Panelin açılışında konuşan Kahta Kaymakamı ve İlçe İnsan Hakları Kurulu Başkanı Coşkun Açık, insan hakları ihlallerinin önlenmesi ve yaşam kalitesinin yükseltilmesi amacıyla, önleyici faaliyetlerin başında gelen eğitim faaliyetlerine ağırlık verilmeye devam edildiğini söyledi.
Açık; öğrencilerin, okul aile birliği başkan ve üyelerinin ve Kahta halkının, kendi haklarını kullanırken başkalarının haklarına da saygı gösteren bireyler olmaları hedefinden hareketle çalışmalar yapılmakta olduğunu belirtti.

Panele katılan Yard. Doç.Dr. Mehmet Karaca da şiddetsiz iletişime işaret ederek, “Toplumumuzda yaşananlar belirgin bir şiddet olgusu olarak üzerinde durulmayı gerektirmektedir. Şiddet, insanlığın kaybolduğu noktada başlamaktadır. Bunda, karşısındakini anlayacak kadar bir empatiye sahip olmama vardır. Şüphesiz şiddetin bireysel olduğu kadar, toplumsal dayanakları da vardır. Bunun en somut ifadesi, çocukluk dönemlerinin ve içinde yetiştiği kültürün etki alanıdır. Kendisini şiddet uygulayarak ifade edebileceğine inanan, şiddetle ayakta durabileceğini kabul eden bireylerin veya toplumların bazı ortak özellikleri vardır. Bunlar, otoriter görünme ihtiyacı ve özgüven eksikliğidir." dedi.

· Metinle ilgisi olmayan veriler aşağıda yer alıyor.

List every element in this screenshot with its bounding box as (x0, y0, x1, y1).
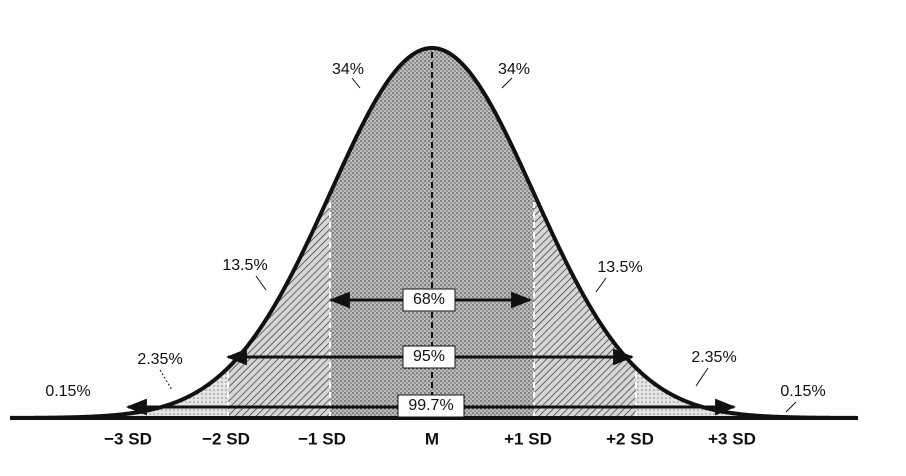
region-label: 13.5% (222, 257, 267, 274)
range-box (402, 345, 456, 369)
leader (595, 277, 607, 293)
axis-label: M (425, 429, 439, 448)
axis-label: −1 SD (298, 429, 346, 448)
leader (159, 369, 173, 391)
leader (785, 401, 797, 413)
leader (695, 367, 709, 387)
range-label: 99.7% (408, 397, 453, 414)
axis-label: −3 SD (104, 429, 152, 448)
region-label: 0.15% (780, 383, 825, 400)
axis-label: −2 SD (202, 429, 250, 448)
range-label: 95% (413, 348, 445, 365)
leader (351, 77, 361, 89)
axis-label: +2 SD (606, 429, 654, 448)
region-label: 2.35% (137, 351, 182, 368)
region-label: 34% (332, 61, 364, 78)
leader (501, 77, 513, 89)
range-box (397, 394, 465, 418)
range-box (402, 288, 456, 312)
axis-label: +3 SD (708, 429, 756, 448)
region-label: 2.35% (691, 349, 736, 366)
region-label: 34% (498, 61, 530, 78)
region-label: 13.5% (597, 259, 642, 276)
axis-label: +1 SD (504, 429, 552, 448)
range-label: 68% (413, 291, 445, 308)
region-label: 0.15% (45, 383, 90, 400)
leader (255, 275, 267, 291)
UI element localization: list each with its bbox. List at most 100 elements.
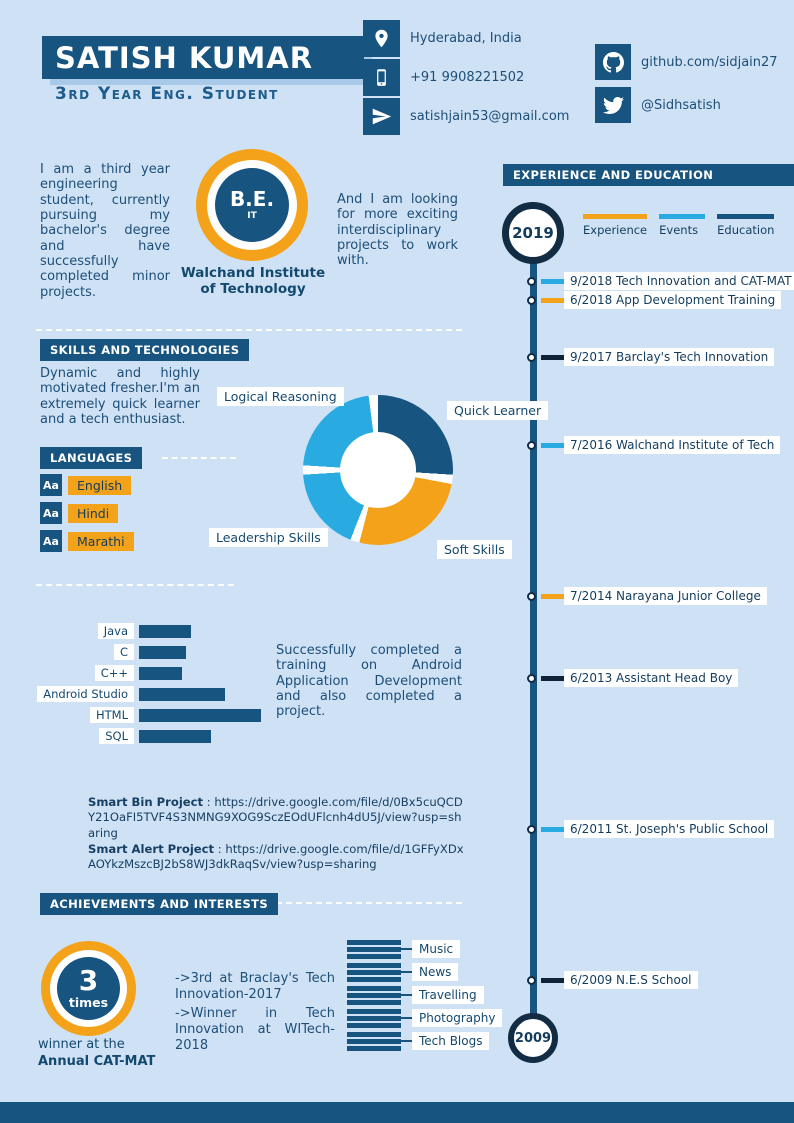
timeline-entry-label: 7/2014 Narayana Junior College (564, 587, 767, 605)
connector-line (401, 994, 412, 996)
award-caption: winner at the Annual CAT-MAT (38, 1037, 155, 1071)
separator-line (266, 902, 462, 904)
skills-intro-text: Dynamic and highly motivated fresher.I'm… (40, 366, 200, 427)
bar-row: Android Studio (37, 686, 261, 702)
project-entry: Smart Bin Project : https://drive.google… (88, 795, 466, 841)
connector-line (401, 948, 412, 950)
legend-entry: Events (659, 214, 706, 237)
timeline-entry-label: 9/2018 Tech Innovation and CAT-MAT (564, 272, 794, 290)
skills-donut-chart (303, 395, 453, 545)
degree-badge-core: B.E. IT (215, 168, 289, 242)
award-badge: 3 times (41, 941, 136, 1036)
section-experience-education: EXPERIENCE AND EDUCATION (503, 164, 794, 186)
degree-badge-ring: B.E. IT (207, 160, 297, 250)
timeline-item: 9/2018 Tech Innovation and CAT-MAT (527, 271, 794, 291)
bar (139, 645, 186, 659)
translate-icon: Aa (40, 474, 62, 496)
award-caption-line1: winner at the (38, 1037, 125, 1052)
award-count: 3 (78, 964, 99, 997)
project-entry: Smart Alert Project : https://drive.goog… (88, 842, 466, 873)
achievement-note: ->Winner in Tech Innovation at WITech-20… (175, 1005, 335, 1054)
project-url[interactable]: : https://drive.google.com/file/d/1GFFyX… (88, 841, 464, 872)
timeline-line (530, 238, 537, 1032)
timeline-tick (541, 278, 564, 284)
social-row[interactable]: github.com/sidjain27 (595, 44, 778, 80)
language-item: Aa English (40, 474, 134, 496)
degree-branch: IT (247, 211, 257, 221)
bar (139, 708, 261, 722)
contact-row: Hyderabad, India (363, 20, 569, 57)
android-note-text: Successfully completed a training on And… (276, 643, 462, 720)
language-label: English (68, 475, 132, 495)
timeline-tick (541, 593, 564, 599)
phone-icon (363, 59, 400, 96)
college-name: Walchand Institute of Technology (180, 265, 326, 298)
bar-row: C (38, 644, 261, 660)
timeline-item: 6/2013 Assistant Head Boy (527, 668, 739, 688)
timeline-tick (541, 354, 564, 360)
language-label: Marathi (68, 531, 134, 551)
language-item: Aa Marathi (40, 530, 134, 552)
language-list: Aa English Aa Hindi Aa Marathi (40, 474, 134, 558)
section-skills: SKILLS AND TECHNOLOGIES (40, 339, 250, 361)
bar-label: C (113, 644, 134, 660)
achievement-note: ->3rd at Braclay's Tech Innovation-2017 (175, 971, 335, 1003)
interest-label: Music (412, 940, 461, 958)
bar-label: SQL (99, 728, 134, 744)
timeline-entry-label: 7/2016 Walchand Institute of Tech (564, 436, 781, 454)
social-row[interactable]: @Sidhsatish (595, 87, 778, 123)
interest-bars (347, 1031, 401, 1051)
interest-bars (347, 962, 401, 982)
bar-row: HTML (38, 707, 261, 723)
award-badge-ring: 3 times (50, 950, 127, 1027)
bar (139, 729, 211, 743)
send-icon (363, 98, 400, 135)
timeline-entry-label: 6/2009 N.E.S School (564, 971, 698, 989)
timeline-entry-label: 6/2013 Assistant Head Boy (564, 669, 739, 687)
timeline-dot (527, 673, 536, 683)
interest-label: Tech Blogs (412, 1032, 490, 1050)
donut-label-logical-reasoning: Logical Reasoning (217, 387, 344, 406)
timeline-item: 7/2014 Narayana Junior College (527, 586, 767, 606)
timeline-dot (527, 295, 536, 305)
timeline-dot (527, 440, 536, 450)
timeline-dot (527, 975, 536, 985)
legend: Experience Events Education (583, 214, 775, 237)
bar-label-cell: C (38, 644, 134, 660)
bar-label-cell: SQL (38, 728, 134, 744)
translate-icon: Aa (40, 530, 62, 552)
project-list: Smart Bin Project : https://drive.google… (88, 795, 466, 873)
timeline-entry-label: 6/2018 App Development Training (564, 291, 782, 309)
interest-row: Tech Blogs (347, 1031, 502, 1051)
timeline-end-year: 2009 (508, 1013, 558, 1063)
timeline-dot (527, 352, 536, 362)
interest-row: Photography (347, 1008, 503, 1028)
timeline-tick (541, 442, 564, 448)
timeline-dot (527, 824, 536, 834)
award-unit: times (68, 995, 109, 1010)
bar (139, 687, 225, 701)
contact-text: +91 9908221502 (410, 70, 525, 85)
timeline-item: 6/2009 N.E.S School (527, 970, 698, 990)
timeline-entry-label: 6/2011 St. Joseph's Public School (564, 820, 775, 838)
legend-swatch (583, 214, 648, 219)
interest-row: Travelling (347, 985, 502, 1005)
social-link[interactable]: @Sidhsatish (641, 97, 721, 113)
degree-badge: B.E. IT (196, 149, 308, 261)
project-url[interactable]: : https://drive.google.com/file/d/0Bx5cu… (88, 795, 463, 840)
timeline-dot (527, 276, 536, 286)
language-item: Aa Hindi (40, 502, 134, 524)
twitter-icon (595, 87, 631, 123)
legend-label: Experience (583, 223, 648, 237)
project-name: Smart Bin Project (88, 795, 204, 809)
timeline-tick (541, 675, 564, 681)
interest-bars (347, 1008, 401, 1028)
legend-swatch (717, 214, 775, 219)
interest-bars (347, 939, 401, 959)
legend-swatch (659, 214, 706, 219)
timeline-item: 6/2018 App Development Training (527, 290, 782, 310)
social-link[interactable]: github.com/sidjain27 (641, 54, 778, 70)
donut-label-leadership-skills: Leadership Skills (209, 528, 328, 547)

Araştırma Görevlisi İsmail Kınay ise sunumunda, ‘Ergenlik Döneminde İletişim‘ konusunu ele aldı. Kınay, şöyle konuştu: “Ergen, çocuk değildir ama çocukça davranır, yetişkin değildir ama yetişkinliğe öykünür. Bu gelgiti bol dönemde ergen kendini ispat etmek, yetişkinliğini onaylatmak adına suç içeren davranışlara yönelebilir. Suç, öğrenilebilen bir davranıştır. Öğrenilebilen her davranış, aksini de içerir ve yeniden düzenlenebilir. Suç işlemeden sorun çözmek, ergene öğretilebilir. Bazı ailelerde de evde sorunlar şiddetle sonuçlanıyor ise ergen sorun çözme yöntemi olarak şiddetten başkasını bilmiyordur. Bildiği tek yöntemi kullanmaktan başka çaresi ve seçeneği yoktur.”